Keywords: Quantum state optimal filtering, quantum state estimation, Markov sequence, nonlinear process, Kalman filter, Stratonovich filtering
1 Introduction
With the growth of experimental base of quantum mechanics there is an increasing awareness of extension of classical probability theory, filtration and control results to the quantum problems. Measuring physical quantities, experimentalists face with such difficulties as the optimal measurement problem (see [6]) or the quantum filtering problem (see [7]). For example, the observable random variable may contain a mixture of the useful signal with noise. Also, the system of interest may not be available for the observation and the information about it is obtained through an observable system which is somehow coupled with the original one. In both cases, the knowledge about the system of interest must be ”filtered” from the measurements done on the observable one.
There has been recent interest in quantum filtering and state estimation problems in quantum information theory and quantum control (cf. [2, 4, 8]). Last experimental and theoretical advances in quantum technology provide a strong motivation for the quantum control including the engineering of quantum states, the stability theory, the quantum error correction, the robust control and quantum networks (cf. [3, 53, 5, 18, 22]). The quantum control plays a fundamental role in the development of new quantum technologies like the quantum computation. For example, the quantum filtering in coherent states is introduced in [19] and the tomographical approach is used for the signal recognition and denoising in a number of recent papers (cf. [1, 46, 43]).

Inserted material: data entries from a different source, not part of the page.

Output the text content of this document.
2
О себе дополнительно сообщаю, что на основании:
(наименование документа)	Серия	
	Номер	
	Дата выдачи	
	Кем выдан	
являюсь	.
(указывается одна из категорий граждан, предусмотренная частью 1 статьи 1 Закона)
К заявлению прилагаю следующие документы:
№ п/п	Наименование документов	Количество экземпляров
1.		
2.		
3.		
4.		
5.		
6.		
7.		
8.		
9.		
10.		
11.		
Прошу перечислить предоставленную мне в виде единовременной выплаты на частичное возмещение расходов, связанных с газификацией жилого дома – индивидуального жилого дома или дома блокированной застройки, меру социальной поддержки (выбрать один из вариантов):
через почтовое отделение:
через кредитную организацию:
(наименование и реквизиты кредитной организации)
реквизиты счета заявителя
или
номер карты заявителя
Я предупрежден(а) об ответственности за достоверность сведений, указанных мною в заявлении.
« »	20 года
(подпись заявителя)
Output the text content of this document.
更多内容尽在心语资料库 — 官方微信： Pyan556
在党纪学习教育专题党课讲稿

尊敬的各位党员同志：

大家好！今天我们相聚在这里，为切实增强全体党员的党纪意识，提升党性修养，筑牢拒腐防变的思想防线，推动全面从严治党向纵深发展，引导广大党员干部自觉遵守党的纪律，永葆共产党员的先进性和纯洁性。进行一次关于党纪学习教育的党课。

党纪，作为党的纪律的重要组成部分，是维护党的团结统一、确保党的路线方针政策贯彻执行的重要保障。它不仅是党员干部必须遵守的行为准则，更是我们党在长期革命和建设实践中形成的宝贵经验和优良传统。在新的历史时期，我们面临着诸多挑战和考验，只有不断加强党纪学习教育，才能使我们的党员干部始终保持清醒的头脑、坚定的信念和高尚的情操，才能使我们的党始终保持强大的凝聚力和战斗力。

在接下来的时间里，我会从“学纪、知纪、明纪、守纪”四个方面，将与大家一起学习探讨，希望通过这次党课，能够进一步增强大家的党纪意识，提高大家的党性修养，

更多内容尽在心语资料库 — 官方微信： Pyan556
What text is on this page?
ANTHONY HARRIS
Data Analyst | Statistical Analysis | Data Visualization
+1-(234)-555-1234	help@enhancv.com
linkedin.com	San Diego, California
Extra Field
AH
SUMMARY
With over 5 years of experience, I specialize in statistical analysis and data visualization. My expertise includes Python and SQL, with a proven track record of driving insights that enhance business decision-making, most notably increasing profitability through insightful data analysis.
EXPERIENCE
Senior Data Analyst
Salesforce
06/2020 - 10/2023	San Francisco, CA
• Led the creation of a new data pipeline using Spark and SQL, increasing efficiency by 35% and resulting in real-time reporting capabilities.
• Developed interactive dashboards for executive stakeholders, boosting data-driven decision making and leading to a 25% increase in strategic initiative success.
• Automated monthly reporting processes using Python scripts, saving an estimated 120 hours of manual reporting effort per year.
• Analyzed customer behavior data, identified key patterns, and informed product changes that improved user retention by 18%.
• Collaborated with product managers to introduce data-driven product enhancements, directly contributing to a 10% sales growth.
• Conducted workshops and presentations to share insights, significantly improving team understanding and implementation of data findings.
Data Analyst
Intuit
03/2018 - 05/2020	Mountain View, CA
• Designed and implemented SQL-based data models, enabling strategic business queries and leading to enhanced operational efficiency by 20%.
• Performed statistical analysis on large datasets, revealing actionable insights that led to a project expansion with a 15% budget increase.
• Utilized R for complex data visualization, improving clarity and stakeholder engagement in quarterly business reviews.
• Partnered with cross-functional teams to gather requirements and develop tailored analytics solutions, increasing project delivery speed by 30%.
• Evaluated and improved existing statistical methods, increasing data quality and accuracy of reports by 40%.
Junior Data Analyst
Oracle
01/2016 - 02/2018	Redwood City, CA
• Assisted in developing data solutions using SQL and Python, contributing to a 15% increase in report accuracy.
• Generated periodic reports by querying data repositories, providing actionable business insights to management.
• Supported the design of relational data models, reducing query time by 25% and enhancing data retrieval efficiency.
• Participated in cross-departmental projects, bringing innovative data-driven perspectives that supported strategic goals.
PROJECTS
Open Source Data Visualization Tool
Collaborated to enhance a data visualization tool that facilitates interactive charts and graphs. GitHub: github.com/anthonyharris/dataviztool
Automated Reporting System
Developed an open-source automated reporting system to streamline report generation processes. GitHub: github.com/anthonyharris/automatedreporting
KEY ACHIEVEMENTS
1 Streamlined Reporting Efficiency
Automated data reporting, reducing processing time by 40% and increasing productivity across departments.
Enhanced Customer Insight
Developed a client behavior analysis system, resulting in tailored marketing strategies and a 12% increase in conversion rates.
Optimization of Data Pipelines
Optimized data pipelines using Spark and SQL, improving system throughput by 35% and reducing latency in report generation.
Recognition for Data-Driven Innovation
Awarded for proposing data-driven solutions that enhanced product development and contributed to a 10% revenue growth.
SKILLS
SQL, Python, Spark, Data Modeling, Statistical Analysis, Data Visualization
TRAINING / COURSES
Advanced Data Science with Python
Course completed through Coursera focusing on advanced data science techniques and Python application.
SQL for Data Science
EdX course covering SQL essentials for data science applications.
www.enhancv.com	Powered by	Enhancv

For quantum state estimation, is known, one has to give the measurement strategy that is used to get information, and the estimator mapping the measurement data to the state space. In this paper, we consider the weak measurement model, where unobservable quantum system is coupled with an ancilla system (a probe system) that can be measured. A von Neumann measurement is used, described by a set of projection operators . Each operator describes what happens on one of possible outcomes of the measurement. The method is based on a set of copies of the same system being in the same state. The measurement scheme described above is based on two-qubit systems. This is due to a fast development of quantum technologies such as quantum computers, quantum cryptography and teleportation. These technologies promise in the future to lead to a revolution in computation and communication.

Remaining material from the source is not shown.